Second, I'm meaning to stress the vice versa aspect of the priesthood: that the priest represents the Church before God. Herein, isn't the priest essentially given over to what the RC church (not to mention Scripture) has deemed an essentially female (be it Mary, bride of Christ, etc.) identity? Ideally then, should priests be male when facing the congregation and female when facing the altar?

Abu Daoud,

Thanks for the clarification re: Western/Eastern. It'd be interesting--although a red herring--to pursue the Catholic/Orthodox thing further, as each (rightly, in my understanding) claims legitimate apostolic succession (which I'm still not bought into). What, then, is our evaluative criteria?

"I am saying that there is more to this that true Holy Orders, sacrmental priesthood. It is not just about having rights and obligations within a part of society. It IS ontological, it IS NOT just phenomenal, pragmatic, anthropological, or cultural." I am already persuaded down these lines. What I don't yet understand is why this necessarily means all priests have to be male.

Peace, brothers.

P

E. Twist said...

Pat,

"Yes, I unreservedly do conflate my Christian identity with the ethical obligations (fruits/obedience) thereof, ala John 14:15, 21, 23; Mt 3:8, 10; 7:17-20; etc., etc. Or rather, I would say that they are inextricably linked."

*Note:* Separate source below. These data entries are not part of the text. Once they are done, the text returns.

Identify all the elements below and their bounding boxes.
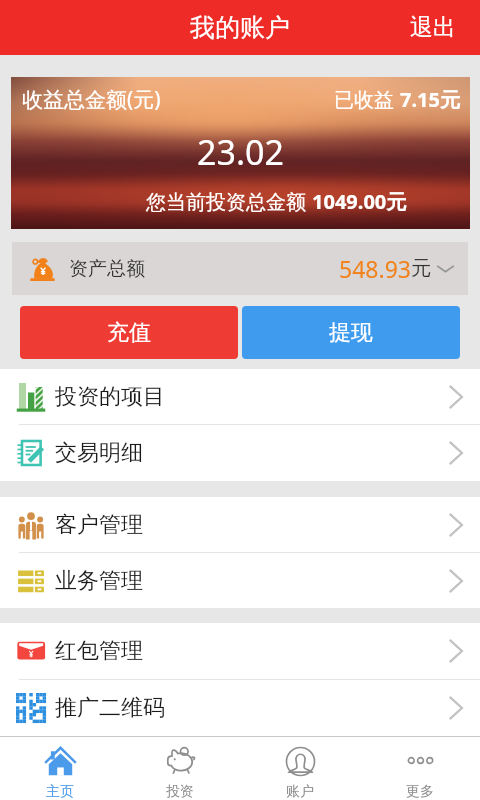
staticText: 23.02 (197, 129, 284, 175)
staticText: 更多 (406, 783, 434, 800)
button[interactable]: 投资 (120, 736, 240, 800)
button[interactable]: 账户 (240, 736, 360, 800)
staticText: 您当前投资总金额 (146, 188, 312, 215)
staticText: 元 (411, 256, 431, 281)
button[interactable]: 红包管理 (0, 623, 480, 679)
staticText: 投资的项目 (55, 383, 165, 411)
staticText: 红包管理 (55, 637, 143, 665)
staticText: 我的账户 (190, 12, 290, 43)
button[interactable]: 交易明细 (0, 425, 480, 480)
staticText: 主页 (46, 783, 74, 800)
button[interactable]: 退出 (394, 3, 480, 52)
staticText: 1049.00元 (312, 188, 407, 215)
button[interactable]: 主页 (0, 736, 120, 800)
staticText: 客户管理 (55, 511, 143, 539)
button[interactable]: 提现 (242, 306, 460, 359)
button[interactable]: 投资的项目 (0, 369, 480, 424)
staticText: 7.15元 (400, 86, 460, 113)
staticText: 账户 (286, 783, 314, 800)
button[interactable]: 更多 (360, 736, 480, 800)
staticText: 548.93 (339, 253, 411, 284)
staticText: 交易明细 (55, 439, 143, 467)
staticText: 资产总额 (69, 257, 145, 281)
staticText: 提现 (329, 319, 373, 347)
staticText: 退出 (410, 13, 456, 42)
staticText: 业务管理 (55, 567, 143, 595)
button[interactable]: 客户管理 (0, 497, 480, 552)
staticText: 已收益 (334, 86, 400, 113)
button[interactable]: 推广二维码 (0, 680, 480, 736)
staticText: 推广二维码 (55, 694, 165, 722)
staticText: 投资 (166, 783, 194, 800)
button[interactable]: 业务管理 (0, 553, 480, 608)
button[interactable]: 资产总额 (12, 242, 468, 295)
staticText: 充值 (107, 319, 151, 347)
staticText: 收益总金额(元) (22, 85, 161, 114)
button[interactable]: 充值 (20, 306, 238, 359)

You've done it again! Essentially your claim here is that John and Matthew understand works as the cause of Christian identity, rather than the necessary effect. I would, rather, be inclined to understand the link between identity and ethics as having gradations of involvement. Otherwise it seems that you are forced to hold the line that Carter and Mason aren't "Truly Christian" until they begin living a life in response to God's gift of grace at baptism. Certainly as they grow into maturity there are ethical expectations placed upon them, but these expectations are born from grace, they do not conceive grace. I don't think that is Calvinist...

Gotta run. Finish these thoughts later this afternoon...

Abu Daoud said...

Quick note:

>>This is Calvinism-esque predestination at its finest. If it does not continge on my acquiescence, then there's nothing I can do or say that will prevent me from being part of the family of God.

He is not saying anything about election, but about sacramental grace. Baptism incorporates you into the church.

>>What, then, is our evaluative criteria?

Surely this (at least): that where the Catholic and Orthodox agree we MUST agree.

If you mean though how do we decide which side is correct, that is (I think) an historical question. Who was wrong in the schism? Constantinople I think. (Now that is a long discussion...)

>>"[The priesthood] is not just about having rights and obligations within a part of society. It IS ontological, it IS NOT just phenomenal, pragmatic, anthropological, or cultural." I am already persuaded down these lines. What I don't yet understand is why this necessarily means all priests have to be male.

There are many answers, but the short ansswer is that this is what the Bible clearly teaches. How do we know what the Bible teaches? When there are differences in opinion we find that the unanimous catholic and orthodox (and Catholic and Orthodox) interpretation is this: only men can be priests/elders.

We cannot be catholic and interpret the Bible in any other way.

E. Twist said...

Well, we pretty much cleared it all up over an awesome Pizza Hut Buffet. I guess we can get back to the whole WO thing.